Cee Lo: We come from so much history, so much heritage in our city, that we’re comfortable in our skin. We come from being G’s. There was something very focused about the spirit that surrounded us, that had been born in us and bestowed upon is. It felt like a mission, like civil service. More like activism than entertainment. We knew we were fighting for the civil rights of Southern hip-hop. Our attitude was strong, outspoken, articulate. We didn’t care about radio formats and such. That’s why “Git Up, Git Out” is eight minutes long.
GQ: I’m from Atlanta, and it’s hard to describe what it was like to have you guys talking about streets and neighborhoods I knew.
Cee Lo: All art stems from a place of alienation. Intimate and alone. Most people are oppressed by the opinion of others, but I was not that way. I was afraid of the repercussions of not doing what I was told to do, what I was called to do by a creator.
GQ: Let’s fast forward a bit. What is it like for you to have all these fans of Cee Lo Green who have never even heard of Goodie Mob?
Cee Lo: If people can’t see the forest from the trees—and Goodie Mob is the roots—at least they’re appreciating nature, you know what I’m saying? I had the tree from the artwork of the second Goodie Mob album tattooed on my back because the tree grows up out of the dirt. It’s a product of its environment, it grows toward the sky, it endures the four seasons, it branches out in all the different directions, it commits to the sunshine and the rain and never asks any questions. And it still gives.
GQ: Ha. That metaphor really goes far. At the GQ photo shoot, Rico Wade told me y’all are working on new albums for both OutKast and Goodie Mob. Given everything you have going on, why is it important to you to reform Goodie Mob?
Cee Lo: Because I’m a lover and a fighter. Goodie Mob is my passion, the core of me, the fight, the struggle. I’m still as much of an underdog as I ever was, and my music is still as anti-establishment as it ever was. I want to satisfy that rebel side. It’s not null and void. I’m a whole being, and I’m just coming back full circle.
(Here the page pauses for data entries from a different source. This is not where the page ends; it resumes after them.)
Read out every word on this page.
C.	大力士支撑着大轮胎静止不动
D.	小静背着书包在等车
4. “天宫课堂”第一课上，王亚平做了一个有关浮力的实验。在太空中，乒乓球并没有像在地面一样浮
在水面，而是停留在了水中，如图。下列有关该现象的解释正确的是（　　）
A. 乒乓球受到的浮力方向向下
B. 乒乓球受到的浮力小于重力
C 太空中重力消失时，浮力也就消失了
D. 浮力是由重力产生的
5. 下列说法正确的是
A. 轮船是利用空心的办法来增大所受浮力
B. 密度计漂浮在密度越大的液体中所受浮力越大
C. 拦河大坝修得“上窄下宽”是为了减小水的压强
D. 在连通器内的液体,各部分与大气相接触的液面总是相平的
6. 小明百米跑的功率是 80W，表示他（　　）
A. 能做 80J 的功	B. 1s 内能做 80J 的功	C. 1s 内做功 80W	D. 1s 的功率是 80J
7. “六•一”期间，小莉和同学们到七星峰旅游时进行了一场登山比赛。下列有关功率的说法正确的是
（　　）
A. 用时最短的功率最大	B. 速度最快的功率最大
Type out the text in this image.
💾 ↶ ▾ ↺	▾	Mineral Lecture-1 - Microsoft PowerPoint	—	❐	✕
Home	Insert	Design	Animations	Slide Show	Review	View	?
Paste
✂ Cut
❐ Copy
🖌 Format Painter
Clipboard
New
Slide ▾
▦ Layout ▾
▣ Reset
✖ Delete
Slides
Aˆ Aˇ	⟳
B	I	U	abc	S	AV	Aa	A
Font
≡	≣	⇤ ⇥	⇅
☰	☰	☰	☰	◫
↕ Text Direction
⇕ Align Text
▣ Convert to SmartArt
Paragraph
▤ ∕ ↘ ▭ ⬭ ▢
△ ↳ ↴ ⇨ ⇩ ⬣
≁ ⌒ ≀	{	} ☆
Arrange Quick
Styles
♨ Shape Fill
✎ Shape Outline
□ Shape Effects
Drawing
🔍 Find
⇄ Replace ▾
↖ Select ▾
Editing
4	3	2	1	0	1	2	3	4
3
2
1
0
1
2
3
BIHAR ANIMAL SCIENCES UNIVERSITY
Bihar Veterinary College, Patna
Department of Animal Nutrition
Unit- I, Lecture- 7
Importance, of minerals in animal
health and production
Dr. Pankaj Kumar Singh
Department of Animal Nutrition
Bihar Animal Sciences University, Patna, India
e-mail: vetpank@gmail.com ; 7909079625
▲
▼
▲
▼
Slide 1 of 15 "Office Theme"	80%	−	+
GQ: So can you confirm that there’s a new Goodie Mob album in the works?
Cee Lo: Did we look like we were working together the other day?
GQ: Hell yeah you did.
Cee Lo: We’re acting bad, man. I basically consider us the new Soulsonic Force. It ain’t about doing something to pass the time. I’m talking about doing something profound. It takes time to mix that chemical quality into something compatible, for the sake of making something combustible.
GQ: At this point you might be known as much for your TV show, The Voice, as for “Crazy,” “Fuck You,” or Goodie Mob. What part of you does The Voice express?
Cee Lo: I’m a greater fan than I am a rapper. I’m a greater fan than I am a singer. I only want to rap about that beautiful black thing that is hip-hop. If it ain’t about that, I have no desire to rap. I come from a time where we didn’t say, “He can rap.” We said, “He can rhyme.” I want to get back to that, and I need Goodie Mob to do that. But I am a fan of black people, the black struggle, black music, and the extreme it can be taken to. I want to burn as a beacon of possibility. I don’t want nobody to misconstrue the commercial success I’ve had as anything other than an example of what black music is capable of. And what it’s capable of is being more than just black. I’m not black or white anymore. I’m Cee Lo Green.